Ja, danke, mit den Links brauch ich noch eine Weile, bis ich sie bearbeitet habe.

Mir ist vorhin, beim quersuchen etwas in die Finger gerutscht:

"Adler baute sein gesamtes Gedankengebäude auf eine ebenso alte wie grundlegende Erkenntnis auf, nämlich, dass der Mensch ein soziales Wesen ist. Diese Einsicht wurde so oder so ähnlich in der Geistesgeschichte schon unzählige Male formuliert, doch erst Adler erkannte, dass die Eigenschaft des Menschen, ein soziales Wesen zu sein, nicht ein Merkmal unter vielen ist, sondern der Dreh- und Angelpunkt der menschlichen Existenz. Und dass er damit zwangsläufig auch der Dreh- und Angelpunkt der Psychologie sein muss
...
Eine zentrale Frage, ja die zentrale Frage überhaupt, ist für jeden Menschen die nach seiner Zugehörigkeit zu einer Gemeinschaft und nach seinem Platz in dieser Gemeinschaft. Jeder Mensch kennt das Gefühl, sich in einer Gruppe nicht akzeptiert und zugehörig zu fühlen. Und er weiß aus eigener Erfahrung, dass er in solchen Situationen nur ein Schatten seiner selbst ist. Wir sind dann gehemmt und angespannt bis zur Verkrampfung, wollen besonders gut sein und haben zugleich Angst, etwas falsch zu machen oder durch ein falsches Wort noch mehr Ablehnung auf uns zu ziehen. Selbst unser Gehirn scheint in solchen Situationen nicht mehr richtig zu funktionieren. Wie der Individualpsychologe Theo Schoenaker in umfangreichen Befragungen herausgefunden hat, sagen viele Menschen, dass sie sich in solchen Situationen nicht nur – im doppelten Sinn des Wortes – schlecht fühlen, sondern auch dumm!
Dagegen blühen wir auf, wenn wir uns zugehörig, akzeptiert und geschätzt fühlen. Dann geht es uns gut, wir sind entspannt, kommunikativ, ideenreich und klar in unseren Aussagen.
...
Dieses Gefühl der Mitverantwortung für die Gruppe, der man sich zugehörig fühlt, nennt die Individualpsychologie das "Gemeinschaftsgefühl".
...
vielmehr ist es durchaus erreichbar, dass sich alle Teammitglieder akzeptiert und zugehörig fühlen."

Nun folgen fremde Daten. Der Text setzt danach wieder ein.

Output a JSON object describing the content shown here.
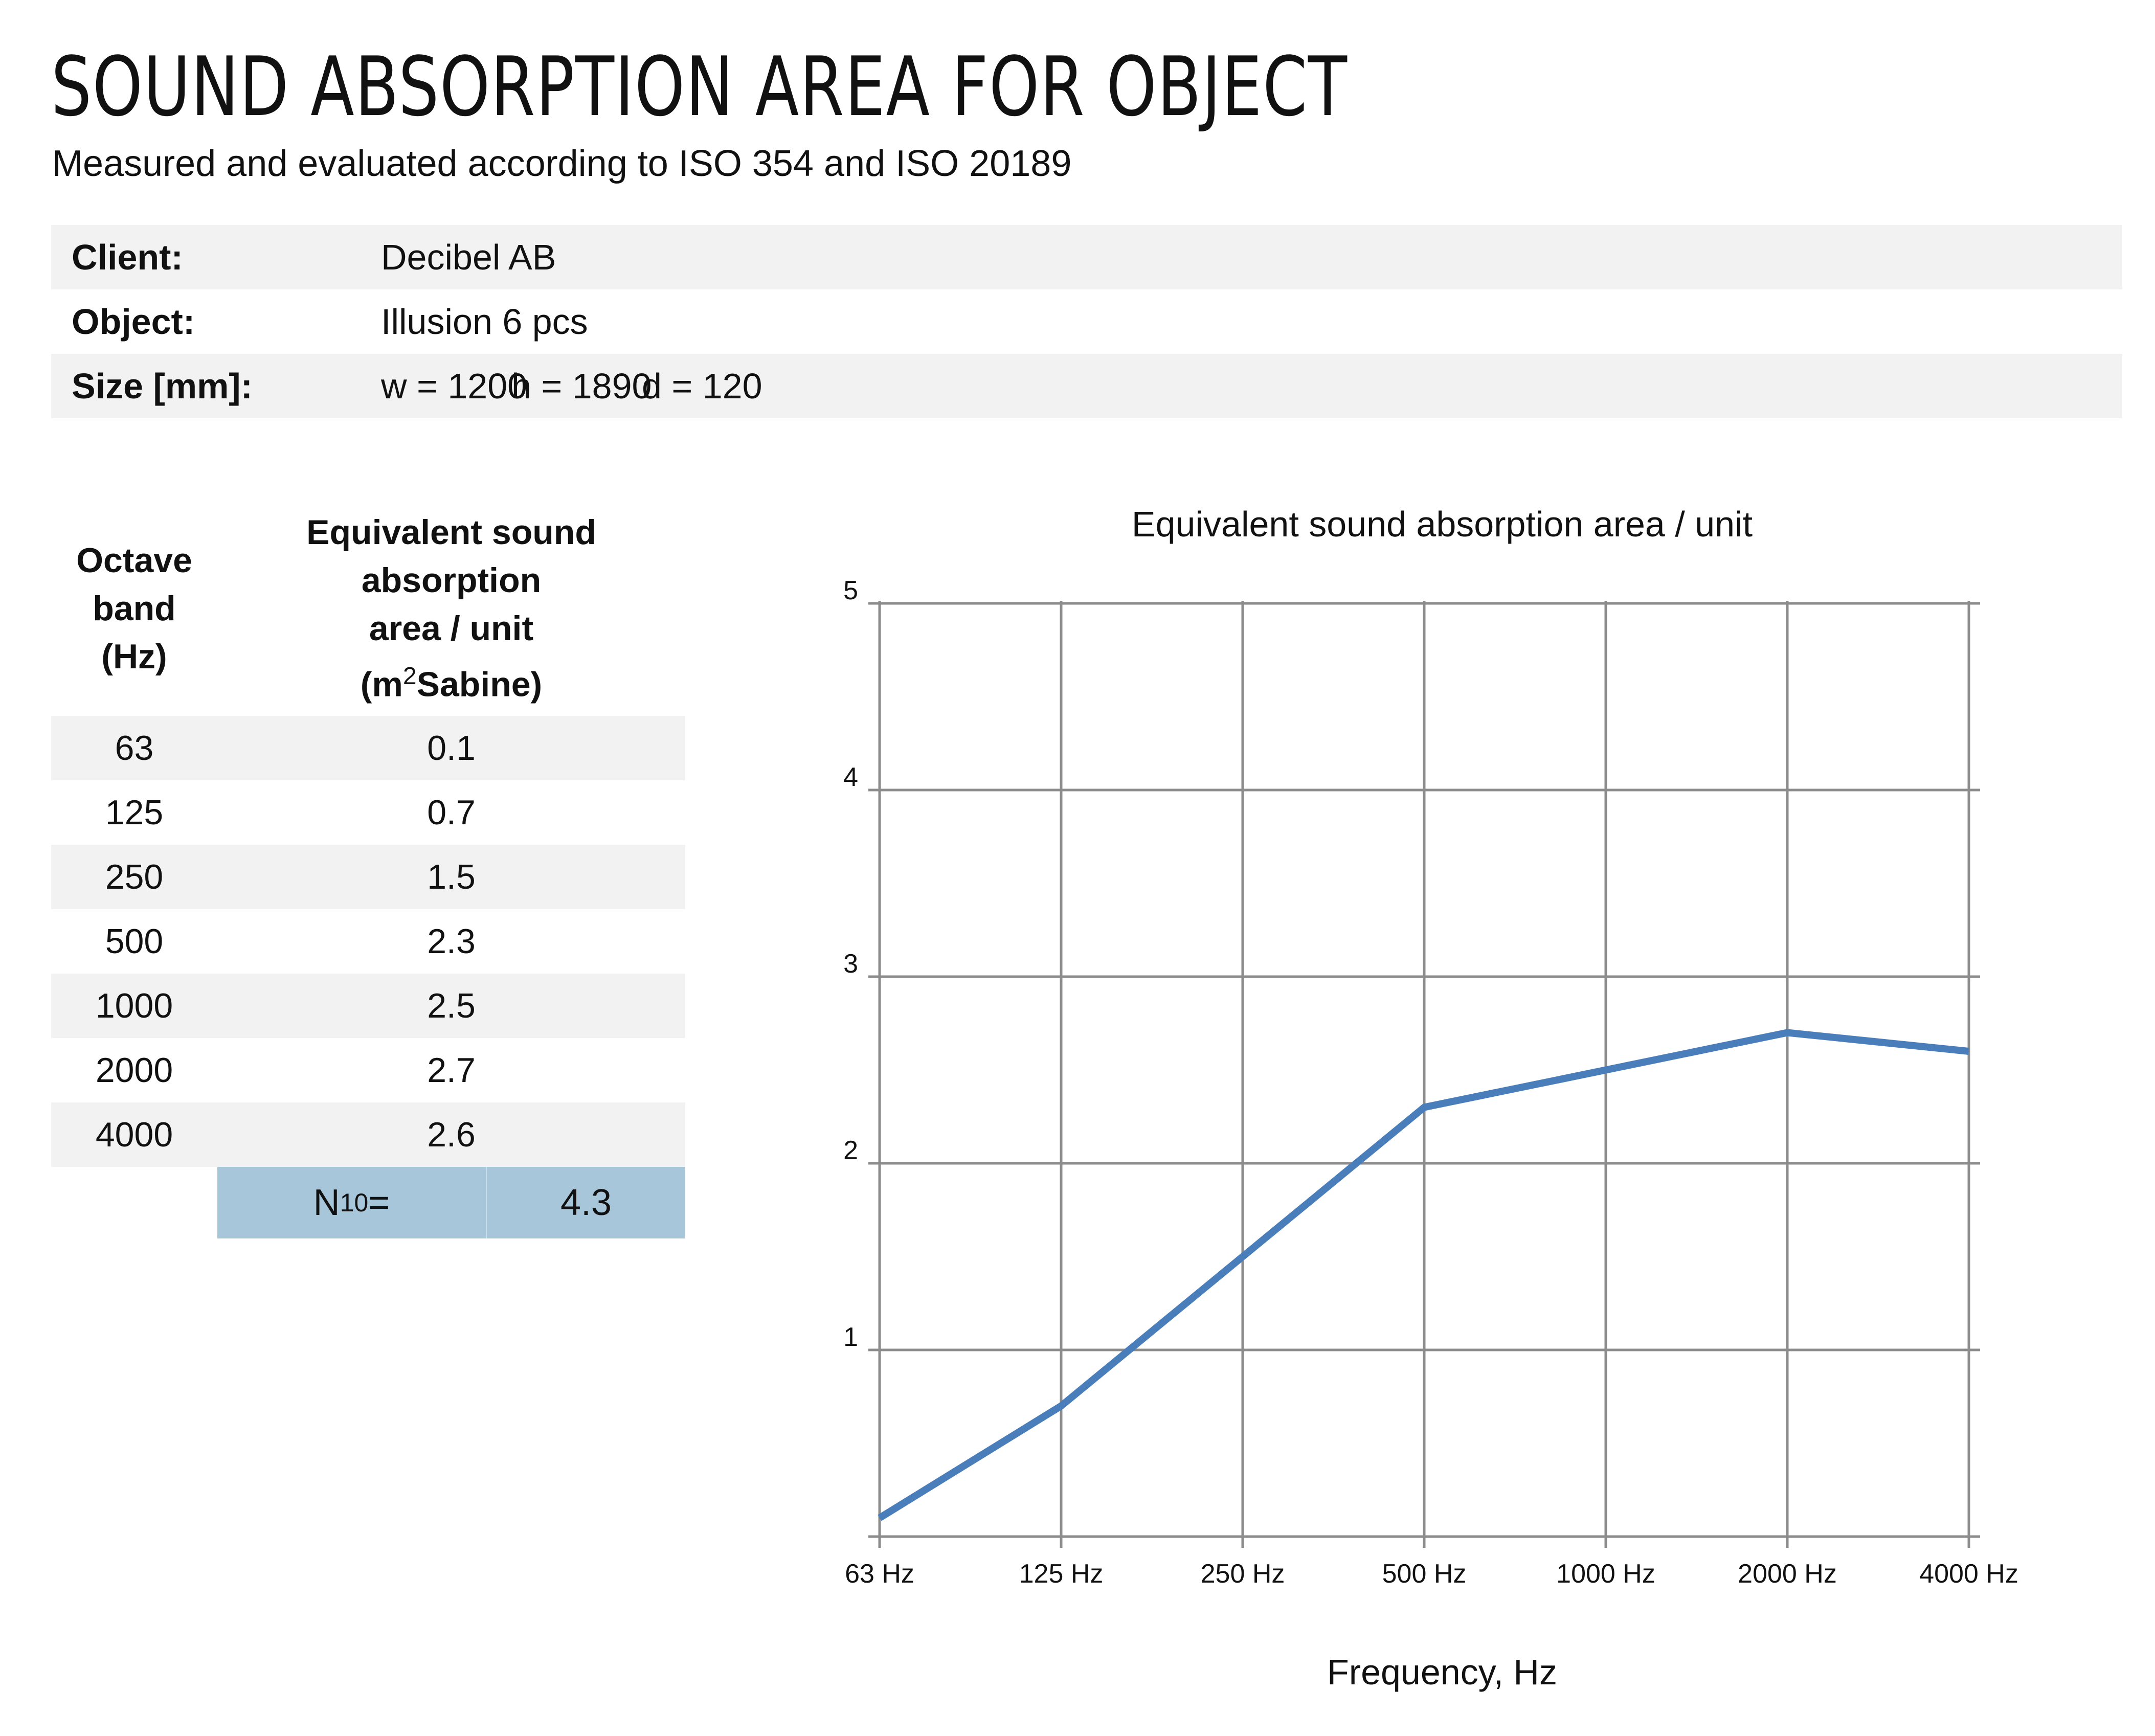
{
  "header": {
    "title": "SOUND ABSORPTION AREA FOR OBJECT",
    "subtitle": "Measured and evaluated according to ISO 354 and ISO 20189"
  },
  "info": {
    "client_label": "Client:",
    "client_value": "Decibel AB",
    "object_label": "Object:",
    "object_value": "Illusion 6 pcs",
    "size_label": "Size [mm]:",
    "size_w": "w = 1200",
    "size_h": "h = 1890",
    "size_d": "d = 120"
  },
  "table": {
    "col1_header": [
      "Octave",
      "band",
      "(Hz)"
    ],
    "col2_header_lines": [
      "Equivalent sound",
      "absorption",
      "area / unit"
    ],
    "col2_header_unit_prefix": "(m",
    "col2_header_unit_sup": "2",
    "col2_header_unit_suffix": "Sabine)",
    "rows": [
      {
        "band": "63",
        "value": "0.1"
      },
      {
        "band": "125",
        "value": "0.7"
      },
      {
        "band": "250",
        "value": "1.5"
      },
      {
        "band": "500",
        "value": "2.3"
      },
      {
        "band": "1000",
        "value": "2.5"
      },
      {
        "band": "2000",
        "value": "2.7"
      },
      {
        "band": "4000",
        "value": "2.6"
      }
    ],
    "n10_label_main": "N",
    "n10_label_sub": "10",
    "n10_label_eq": " =",
    "n10_value": "4.3"
  },
  "chart_data": {
    "type": "line",
    "title": "Equivalent sound absorption area / unit",
    "xlabel": "Frequency, Hz",
    "ylabel": "",
    "categories": [
      "63 Hz",
      "125 Hz",
      "250 Hz",
      "500 Hz",
      "1000 Hz",
      "2000 Hz",
      "4000 Hz"
    ],
    "series": [
      {
        "values": [
          0.1,
          0.7,
          1.5,
          2.3,
          2.5,
          2.7,
          2.6
        ],
        "color": "#4a7ebb"
      }
    ],
    "ylim": [
      0,
      5
    ],
    "yticks": [
      1,
      2,
      3,
      4,
      5
    ],
    "grid": true,
    "legend": "none"
  }
}
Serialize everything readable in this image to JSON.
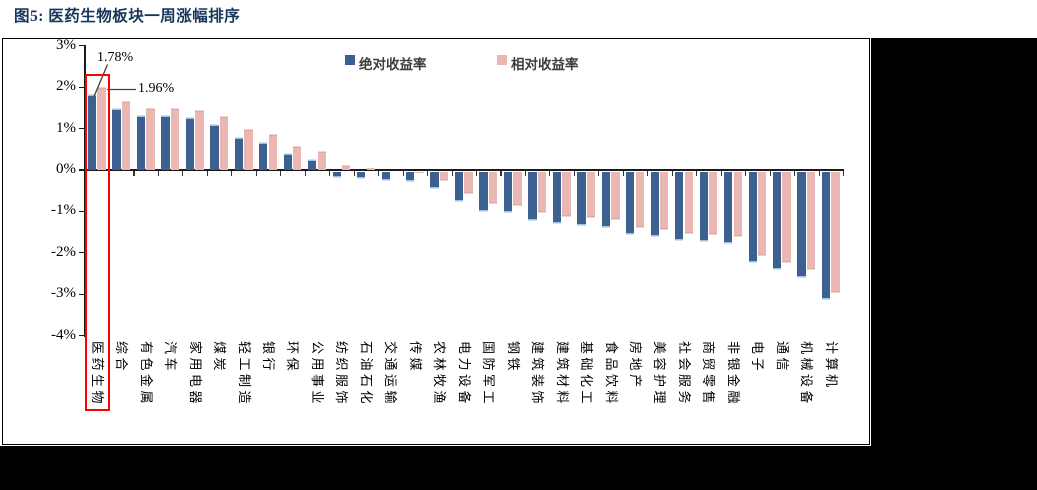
{
  "title": "图5: 医药生物板块一周涨幅排序",
  "legend": {
    "absolute": "绝对收益率",
    "relative": "相对收益率"
  },
  "colors": {
    "absolute_series": "#3C6090",
    "relative_series": "#EBB7B2",
    "title_text": "#16365C",
    "highlight_box": "#FF0000"
  },
  "annotations": {
    "absolute_value_label": "1.78%",
    "relative_value_label": "1.96%"
  },
  "highlighted_category": "医药生物",
  "chart_data": {
    "type": "bar",
    "categories": [
      "医药生物",
      "综合",
      "有色金属",
      "汽车",
      "家用电器",
      "煤炭",
      "轻工制造",
      "银行",
      "环保",
      "公用事业",
      "纺织服饰",
      "石油石化",
      "交通运输",
      "传媒",
      "农林牧渔",
      "电力设备",
      "国防军工",
      "钢铁",
      "建筑装饰",
      "建筑材料",
      "基础化工",
      "食品饮料",
      "房地产",
      "美容护理",
      "社会服务",
      "商贸零售",
      "非银金融",
      "电子",
      "通信",
      "机械设备",
      "计算机"
    ],
    "series": [
      {
        "name": "绝对收益率",
        "color": "#3C6090",
        "values": [
          1.78,
          1.45,
          1.28,
          1.27,
          1.22,
          1.07,
          0.75,
          0.63,
          0.36,
          0.22,
          -0.1,
          -0.14,
          -0.18,
          -0.2,
          -0.36,
          -0.68,
          -0.92,
          -0.96,
          -1.14,
          -1.22,
          -1.26,
          -1.3,
          -1.49,
          -1.54,
          -1.63,
          -1.66,
          -1.7,
          -2.15,
          -2.33,
          -2.51,
          -3.04
        ]
      },
      {
        "name": "相对收益率",
        "color": "#EBB7B2",
        "values": [
          1.96,
          1.62,
          1.46,
          1.44,
          1.4,
          1.25,
          0.93,
          0.81,
          0.54,
          0.4,
          0.08,
          0.04,
          0.0,
          -0.02,
          -0.18,
          -0.5,
          -0.74,
          -0.78,
          -0.96,
          -1.04,
          -1.08,
          -1.12,
          -1.31,
          -1.36,
          -1.45,
          -1.48,
          -1.52,
          -2.0,
          -2.15,
          -2.33,
          -2.87
        ]
      }
    ],
    "title": "图5: 医药生物板块一周涨幅排序",
    "xlabel": "",
    "ylabel": "",
    "ylim": [
      -4,
      3
    ],
    "yticks": [
      "3%",
      "2%",
      "1%",
      "0%",
      "-1%",
      "-2%",
      "-3%",
      "-4%"
    ],
    "grid": false,
    "legend_position": "top",
    "annotations": [
      {
        "category": "医药生物",
        "series": "绝对收益率",
        "text": "1.78%"
      },
      {
        "category": "医药生物",
        "series": "相对收益率",
        "text": "1.96%"
      }
    ]
  }
}
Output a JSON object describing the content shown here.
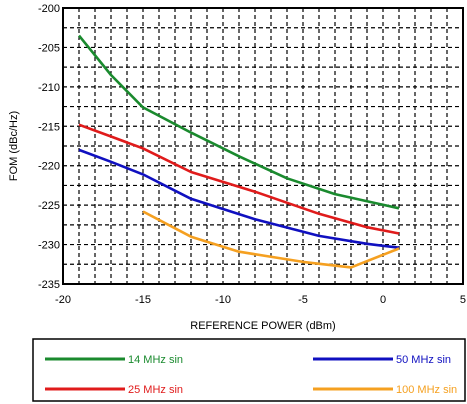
{
  "chart_data": {
    "type": "line",
    "title": "",
    "xlabel": "REFERENCE POWER (dBm)",
    "ylabel": "FOM (dBc/Hz)",
    "xlim": [
      -20,
      5
    ],
    "ylim": [
      -235,
      -200
    ],
    "x_ticks": [
      "-20",
      "-15",
      "-10",
      "-5",
      "0",
      "5"
    ],
    "y_ticks": [
      "-200",
      "-205",
      "-210",
      "-215",
      "-220",
      "-225",
      "-230",
      "-235"
    ],
    "grid": true,
    "legend_position": "bottom",
    "series": [
      {
        "name": "14 MHz sin",
        "color": "#1a8a2e",
        "x": [
          -19,
          -17,
          -15,
          -12,
          -9,
          -6,
          -3,
          1
        ],
        "y": [
          -203.5,
          -208.5,
          -212.6,
          -215.8,
          -218.8,
          -221.6,
          -223.6,
          -225.4
        ]
      },
      {
        "name": "25 MHz sin",
        "color": "#e01b1b",
        "x": [
          -19,
          -17,
          -15,
          -12,
          -8,
          -4,
          -1,
          1
        ],
        "y": [
          -214.8,
          -216.3,
          -217.8,
          -220.8,
          -223.3,
          -226.1,
          -227.8,
          -228.6
        ]
      },
      {
        "name": "50 MHz sin",
        "color": "#1010c0",
        "x": [
          -19,
          -17,
          -15,
          -12,
          -8,
          -4,
          -1,
          1
        ],
        "y": [
          -218.0,
          -219.5,
          -221.1,
          -224.2,
          -226.8,
          -228.9,
          -229.9,
          -230.4
        ]
      },
      {
        "name": "100 MHz sin",
        "color": "#f5a020",
        "x": [
          -15,
          -12,
          -9,
          -5,
          -2,
          1
        ],
        "y": [
          -225.8,
          -229.0,
          -230.9,
          -232.2,
          -232.9,
          -230.5
        ]
      }
    ]
  }
}
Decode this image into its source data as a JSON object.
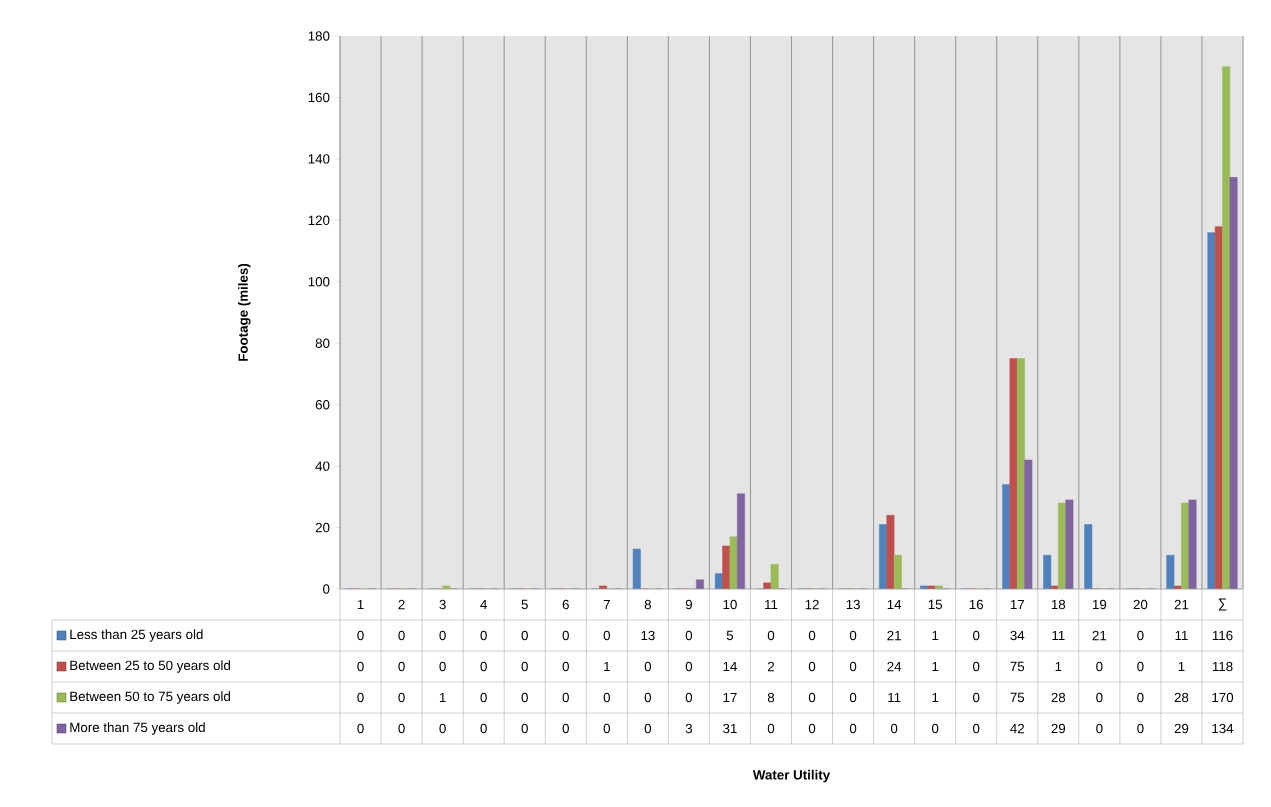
{
  "chart_data": {
    "type": "bar",
    "annotations": [
      "Water Utility"
    ],
    "ylabel": "Footage (miles)",
    "categories": [
      "1",
      "2",
      "3",
      "4",
      "5",
      "6",
      "7",
      "8",
      "9",
      "10",
      "11",
      "12",
      "13",
      "14",
      "15",
      "16",
      "17",
      "18",
      "19",
      "20",
      "21",
      "∑"
    ],
    "series": [
      {
        "name": "Less than 25 years old",
        "color": "#4f81bd",
        "values": [
          0,
          0,
          0,
          0,
          0,
          0,
          0,
          13,
          0,
          5,
          0,
          0,
          0,
          21,
          1,
          0,
          34,
          11,
          21,
          0,
          11,
          116
        ]
      },
      {
        "name": "Between 25 to 50 years old",
        "color": "#c0504d",
        "values": [
          0,
          0,
          0,
          0,
          0,
          0,
          1,
          0,
          0,
          14,
          2,
          0,
          0,
          24,
          1,
          0,
          75,
          1,
          0,
          0,
          1,
          118
        ]
      },
      {
        "name": "Between 50 to 75 years old",
        "color": "#9bbb59",
        "values": [
          0,
          0,
          1,
          0,
          0,
          0,
          0,
          0,
          0,
          17,
          8,
          0,
          0,
          11,
          1,
          0,
          75,
          28,
          0,
          0,
          28,
          170
        ]
      },
      {
        "name": "More than 75 years old",
        "color": "#8064a2",
        "values": [
          0,
          0,
          0,
          0,
          0,
          0,
          0,
          0,
          3,
          31,
          0,
          0,
          0,
          0,
          0,
          0,
          42,
          29,
          0,
          0,
          29,
          134
        ]
      }
    ],
    "ylim": [
      0,
      180
    ],
    "yticks": [
      0,
      20,
      40,
      60,
      80,
      100,
      120,
      140,
      160,
      180
    ],
    "grid": "x",
    "legend": "bottom left",
    "data_labels": true
  }
}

http://www.umsetzungsberatung

(Interessanterweise Wirtschaftspsychologen)

Ist mir eben noch durch den Kopf gegangen, auf mich wirkt die direkte Vernüpfung von "Zugehörigkeit" und "Akzeptanz" merkwürdig.

Wenn ich "Akzeptanz" mit Respekt, Wertschätzung übersetzte, dann ist es etwas, was ich jedem entgegenbringe, oder mich darum bemühe. Auch etwas, was jeder verdient und wo ich nicht in der Position wäre, das einem zu gewähren oder zu verweigern, vielmehr verpflichtet dazu bin.

Und wenn es besteht, Akzeptanz (= Wertschätzung), fühle ich mich nicht in einer festen Beziehung mit der Person, ich meine damit, ich habe keinen Anteil an deren Privatheit, was für mich irgendwie "zugehörig" ausdrückt, wir "gehören" zueinander.

Das ist für mein Verständnis, weit von kollegialem Verhalten, an einem Strang ziehen, mit mehreren an einer Sache, daraufhin arbeiten, entfernt.
Von Menschen, die mir auf der Straße begegnen, erst recht.

Teilweise sehe ich es als Emanzipation, Reife sich von "Gemeinschaft/en" entfernen zu können.

Ist die Frage wieweit Winfried Berner mit der obigen Website für die heutige Adler-Rezeption steht.


Zeit, Sein, Universum miteinzubeziehen hört sich sehr viel für mich an. "Versöhntheit" ist ein wunderschönes Wort.

So, wie du Begriffe damit verbindest, klingt es stärker nach Schicksals-Ausgeglichenheit, Akzeptanz. Ist doch mehr ein abstrakter Rahmen. "Wachstum-Zerstörung" würde ich nicht direkt mit "Gemeinschaft" assoziieren.

Das ist mglw. zu negativ konnotiert, aber mir sind kaum prägnantere Beispiele eingefallen, z.Z. suche ich das GG mehr hier http://ultras-ge.de/wordpress/wp-conten ... RBY/02.jpg

Die innige, intime Beziehung (z.B. Mutter-Kind, im Idealfall, oder auch Freundschaften) würden ja nicht dazu zählen, sind da dann das Zärtlichkeitsbedürfniß, das grenzt Adler doch dezidiert vom Gemeinschaftsgefühll ab (nicht das beides nicht aufeinander wirken würde, aber daß es zwei Dinge sind die unterschieden werden müssen).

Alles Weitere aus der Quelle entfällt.